All of this hits teenagers in a developmental weak spot. Laptops and cell phones carry with them the potential to wreak havoc in one impulsive instant, which is one thing teenagers do well. According to other students at Hope Witsell’s school, the picture she sent of herself topless was forwarded from the phone of the boy she liked by another girl.

There’s a well-established correlation between being the victim of bullying and thinking about or attempting suicide. (Kids who bully also think about and attempt suicide more than other kids, though the rate isn’t quite as high.) In a new paper, Hinduju and Patchin show cyber-bullying playing a similar toxic role among the middle school students they surveyed. Their data show that victims of traditional bullying were 1.7 times more likely to try suicide as other kids and that victims of cyber-bullying were 1.9 times more likely. (For traditional bullies, the rate was 2.1 times higher and for cyber-bullies it was 1.5 times higher.)
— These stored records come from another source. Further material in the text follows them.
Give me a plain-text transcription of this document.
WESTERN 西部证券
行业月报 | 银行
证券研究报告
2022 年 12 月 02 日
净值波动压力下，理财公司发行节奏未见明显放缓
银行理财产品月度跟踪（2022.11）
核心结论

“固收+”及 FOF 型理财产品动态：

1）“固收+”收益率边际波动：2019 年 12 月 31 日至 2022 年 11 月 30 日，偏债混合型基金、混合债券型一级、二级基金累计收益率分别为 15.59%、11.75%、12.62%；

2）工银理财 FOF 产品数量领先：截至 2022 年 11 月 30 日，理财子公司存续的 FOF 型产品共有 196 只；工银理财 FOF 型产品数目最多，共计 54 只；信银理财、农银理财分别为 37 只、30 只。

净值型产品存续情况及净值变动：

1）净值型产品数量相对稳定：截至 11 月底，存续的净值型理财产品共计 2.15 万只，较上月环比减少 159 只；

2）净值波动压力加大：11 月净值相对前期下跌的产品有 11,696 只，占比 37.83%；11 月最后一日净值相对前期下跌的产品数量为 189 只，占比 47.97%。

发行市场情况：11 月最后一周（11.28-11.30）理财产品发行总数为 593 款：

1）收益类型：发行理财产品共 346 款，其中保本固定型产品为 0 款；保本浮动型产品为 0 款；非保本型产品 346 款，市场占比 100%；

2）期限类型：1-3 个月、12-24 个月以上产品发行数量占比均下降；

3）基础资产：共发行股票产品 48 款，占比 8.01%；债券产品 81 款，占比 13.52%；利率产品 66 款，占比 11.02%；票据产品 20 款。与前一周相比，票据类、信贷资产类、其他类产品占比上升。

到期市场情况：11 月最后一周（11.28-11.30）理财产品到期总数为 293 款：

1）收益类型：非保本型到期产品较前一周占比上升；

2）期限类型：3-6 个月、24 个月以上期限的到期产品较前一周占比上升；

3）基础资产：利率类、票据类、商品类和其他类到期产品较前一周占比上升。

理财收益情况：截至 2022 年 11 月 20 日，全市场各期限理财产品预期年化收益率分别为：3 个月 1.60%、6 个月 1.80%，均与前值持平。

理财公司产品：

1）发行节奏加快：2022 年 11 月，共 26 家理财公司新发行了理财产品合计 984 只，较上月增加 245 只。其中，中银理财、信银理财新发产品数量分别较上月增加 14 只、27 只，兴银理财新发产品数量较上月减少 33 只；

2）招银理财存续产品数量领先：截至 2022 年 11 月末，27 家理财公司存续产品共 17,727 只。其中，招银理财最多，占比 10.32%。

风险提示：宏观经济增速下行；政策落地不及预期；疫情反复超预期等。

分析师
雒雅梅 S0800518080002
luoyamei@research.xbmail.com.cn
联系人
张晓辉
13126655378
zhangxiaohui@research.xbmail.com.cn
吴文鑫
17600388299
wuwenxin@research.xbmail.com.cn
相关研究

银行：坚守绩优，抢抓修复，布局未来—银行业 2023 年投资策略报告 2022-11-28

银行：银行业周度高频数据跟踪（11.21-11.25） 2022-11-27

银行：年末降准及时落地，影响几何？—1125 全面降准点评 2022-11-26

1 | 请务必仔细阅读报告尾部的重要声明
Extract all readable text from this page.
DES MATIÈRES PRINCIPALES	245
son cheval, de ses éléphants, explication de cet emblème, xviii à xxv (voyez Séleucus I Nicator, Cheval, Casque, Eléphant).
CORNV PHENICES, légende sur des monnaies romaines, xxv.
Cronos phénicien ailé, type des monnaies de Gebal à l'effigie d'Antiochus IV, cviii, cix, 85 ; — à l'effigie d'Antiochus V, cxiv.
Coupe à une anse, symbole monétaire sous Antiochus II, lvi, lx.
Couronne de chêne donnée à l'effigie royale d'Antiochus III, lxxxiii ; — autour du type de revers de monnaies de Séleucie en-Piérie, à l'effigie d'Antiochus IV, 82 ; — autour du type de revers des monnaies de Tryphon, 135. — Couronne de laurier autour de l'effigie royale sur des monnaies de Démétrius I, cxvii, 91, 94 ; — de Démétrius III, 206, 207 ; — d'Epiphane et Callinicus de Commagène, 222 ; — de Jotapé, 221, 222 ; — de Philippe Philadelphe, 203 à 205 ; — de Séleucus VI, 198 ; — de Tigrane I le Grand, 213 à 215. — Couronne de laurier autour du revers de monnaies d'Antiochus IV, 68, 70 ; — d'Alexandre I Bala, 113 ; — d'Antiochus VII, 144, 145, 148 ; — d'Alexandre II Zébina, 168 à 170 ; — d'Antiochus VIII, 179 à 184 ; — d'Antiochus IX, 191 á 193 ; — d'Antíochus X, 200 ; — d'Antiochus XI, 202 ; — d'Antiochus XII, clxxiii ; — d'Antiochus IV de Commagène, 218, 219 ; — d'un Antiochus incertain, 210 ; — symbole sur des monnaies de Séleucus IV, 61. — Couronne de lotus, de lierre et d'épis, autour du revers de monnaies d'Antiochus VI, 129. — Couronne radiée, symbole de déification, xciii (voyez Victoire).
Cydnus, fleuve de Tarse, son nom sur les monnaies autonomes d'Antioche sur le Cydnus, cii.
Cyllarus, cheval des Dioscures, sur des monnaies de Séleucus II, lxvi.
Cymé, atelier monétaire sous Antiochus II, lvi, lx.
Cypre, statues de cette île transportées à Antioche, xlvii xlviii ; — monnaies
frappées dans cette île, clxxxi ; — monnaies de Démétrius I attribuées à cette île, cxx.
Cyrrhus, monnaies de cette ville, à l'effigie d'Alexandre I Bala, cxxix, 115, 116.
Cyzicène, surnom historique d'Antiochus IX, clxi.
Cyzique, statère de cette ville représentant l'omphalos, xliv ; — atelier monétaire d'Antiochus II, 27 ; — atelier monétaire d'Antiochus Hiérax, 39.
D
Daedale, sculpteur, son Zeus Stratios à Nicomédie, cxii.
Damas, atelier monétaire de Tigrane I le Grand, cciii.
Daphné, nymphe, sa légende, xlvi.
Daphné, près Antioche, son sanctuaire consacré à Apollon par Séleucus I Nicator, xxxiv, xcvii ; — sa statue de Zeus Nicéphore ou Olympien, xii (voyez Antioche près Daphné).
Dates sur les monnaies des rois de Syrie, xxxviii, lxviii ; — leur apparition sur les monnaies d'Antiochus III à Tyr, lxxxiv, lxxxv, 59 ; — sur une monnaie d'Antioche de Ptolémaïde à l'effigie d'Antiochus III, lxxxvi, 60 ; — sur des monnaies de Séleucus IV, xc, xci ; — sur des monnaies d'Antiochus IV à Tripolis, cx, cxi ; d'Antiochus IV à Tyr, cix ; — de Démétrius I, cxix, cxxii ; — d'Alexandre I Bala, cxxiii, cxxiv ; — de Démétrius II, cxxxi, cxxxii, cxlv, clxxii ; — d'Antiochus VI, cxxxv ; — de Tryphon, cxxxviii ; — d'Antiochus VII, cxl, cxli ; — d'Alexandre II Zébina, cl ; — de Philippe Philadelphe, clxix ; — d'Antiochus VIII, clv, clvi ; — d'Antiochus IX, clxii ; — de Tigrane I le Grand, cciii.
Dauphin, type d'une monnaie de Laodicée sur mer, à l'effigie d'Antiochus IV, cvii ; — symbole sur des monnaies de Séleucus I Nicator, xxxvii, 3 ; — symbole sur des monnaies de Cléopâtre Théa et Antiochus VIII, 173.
How should we handle these cases, and who should get punished? As my colleague Jessica Grose pointed out on DoubleX, there’s no account of the girl who forwarded the message or any other student being disciplined. But I wonder what the kids who forwarded Hope’s e-mail have done to come to grips with the consequences. Hope was grounded by her parents and suspended by her school. And yet she reportedly sent another photo of her breasts to a second boy she met over the summer. Since this was after she’d gotten caught the first time, it suggests that she was sliding downward rather than picking herself up. This, too, is more common than we’d like, for a teenager who feels cornered and humiliated. Her mother talked about Hope’s suicide on the Today Show, and the video is almost too raw to watch.
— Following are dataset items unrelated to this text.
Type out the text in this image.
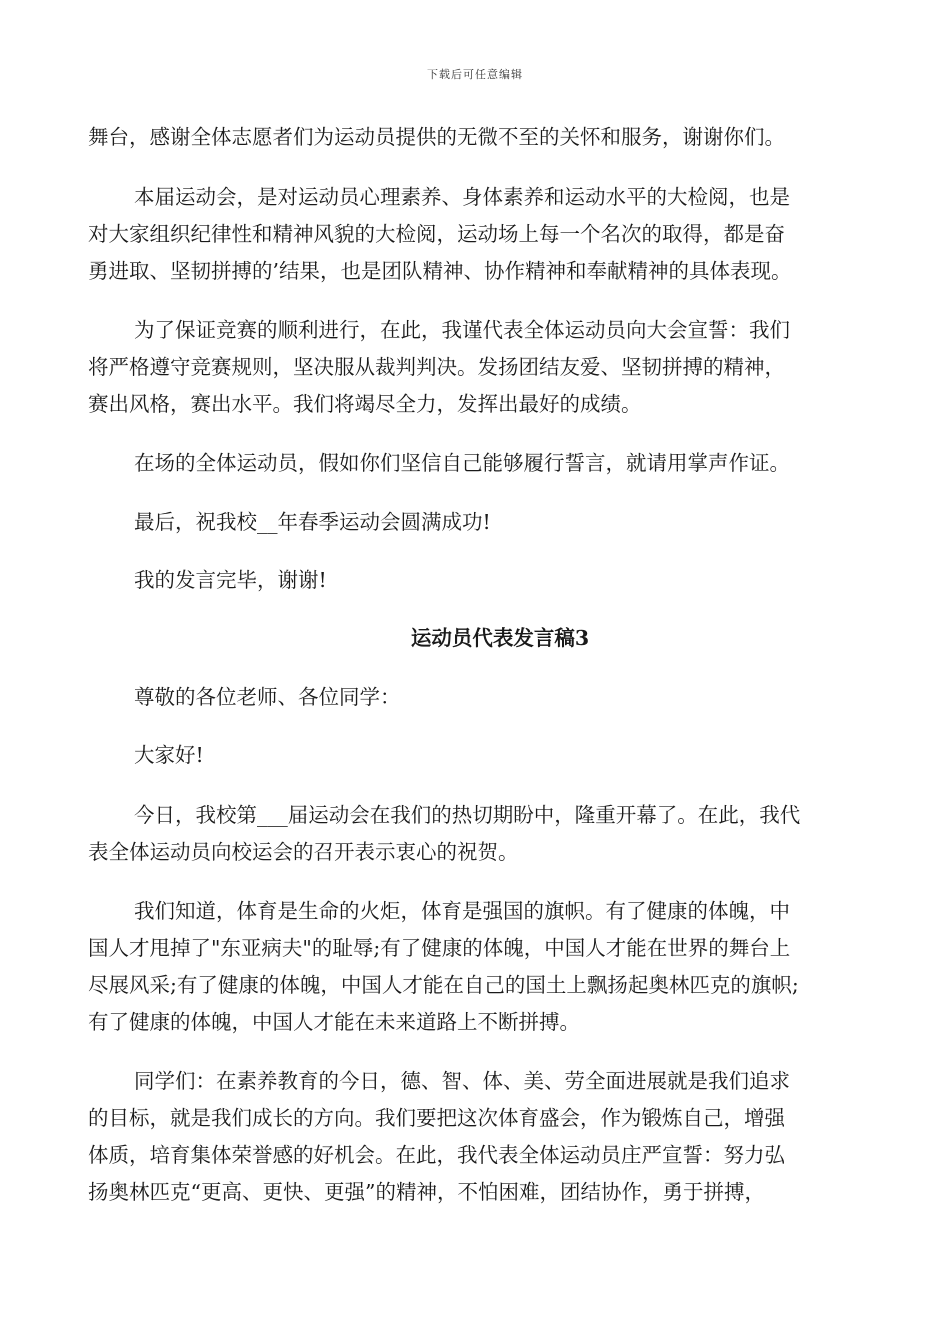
下载后可任意编辑
舞台，感谢全体志愿者们为运动员提供的无微不至的关怀和服务，谢谢你们。
本届运动会，是对运动员心理素养、身体素养和运动水平的大检阅，也是
对大家组织纪律性和精神风貌的大检阅，运动场上每一个名次的取得，都是奋
勇进取、坚韧拼搏的’结果，也是团队精神、协作精神和奉献精神的具体表现。
为了保证竞赛的顺利进行，在此，我谨代表全体运动员向大会宣誓：我们
将严格遵守竞赛规则，坚决服从裁判判决。发扬团结友爱、坚韧拼搏的精神，
赛出风格，赛出水平。我们将竭尽全力，发挥出最好的成绩。
在场的全体运动员，假如你们坚信自己能够履行誓言，就请用掌声作证。
最后，祝我校__年春季运动会圆满成功!
我的发言完毕，谢谢!
运动员代表发言稿3
尊敬的各位老师、各位同学：
大家好!
今日，我校第___届运动会在我们的热切期盼中，隆重开幕了。在此，我代
表全体运动员向校运会的召开表示衷心的祝贺。
我们知道，体育是生命的火炬，体育是强国的旗帜。有了健康的体魄，中
国人才甩掉了"东亚病夫"的耻辱;有了健康的体魄，中国人才能在世界的舞台上
尽展风采;有了健康的体魄，中国人才能在自己的国土上飘扬起奥林匹克的旗帜;
有了健康的体魄，中国人才能在未来道路上不断拼搏。
同学们：在素养教育的今日，德、智、体、美、劳全面进展就是我们追求
的目标，就是我们成长的方向。我们要把这次体育盛会，作为锻炼自己，增强
体质，培育集体荣誉感的好机会。在此，我代表全体运动员庄严宣誓：努力弘
扬奥林匹克“更高、更快、更强”的精神，不怕困难，团结协作，勇于拼搏，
The police are still investigating the matter, since sexting can violate the laws against child pornography. But there is a developing consensus against using the child-porn statutes to prosecute teenagers, Hinduju said after attending a meeting of the National District Attorneys Association this week. It just doesn’t make sense to use laws written to protect kids to go after them. Instead, like a lot of principals and teachers, the DAs are trying to get a better grasp of what they’re dealing with. “Everyone at this summit was clamoring for research on who’s most likely to be an offender, or a victim, what are the contributing factors, what are the consequences,” says Hinduja. He and Patchin are planning new research to begin to answer those questions. Meanwhile,they offer tips for teen cell-phone use and for parents and teachers.

Parents may be especially key: In King’s research, parental monitoring stands out as a way to prevent suicide, independent of other factors, like socioeconomic status and psychiatric history. But here, too, the 2010 kid with a cell phone poses a bigger challenge than the 1980s teen talking on her home land-line. It’s harder “for the ordinary, diligent parent to enforce limits in the way it was possible for an earlier generation,” King says. True enough. But as Hope Witsell’s suicide underscores, we have to figure this out.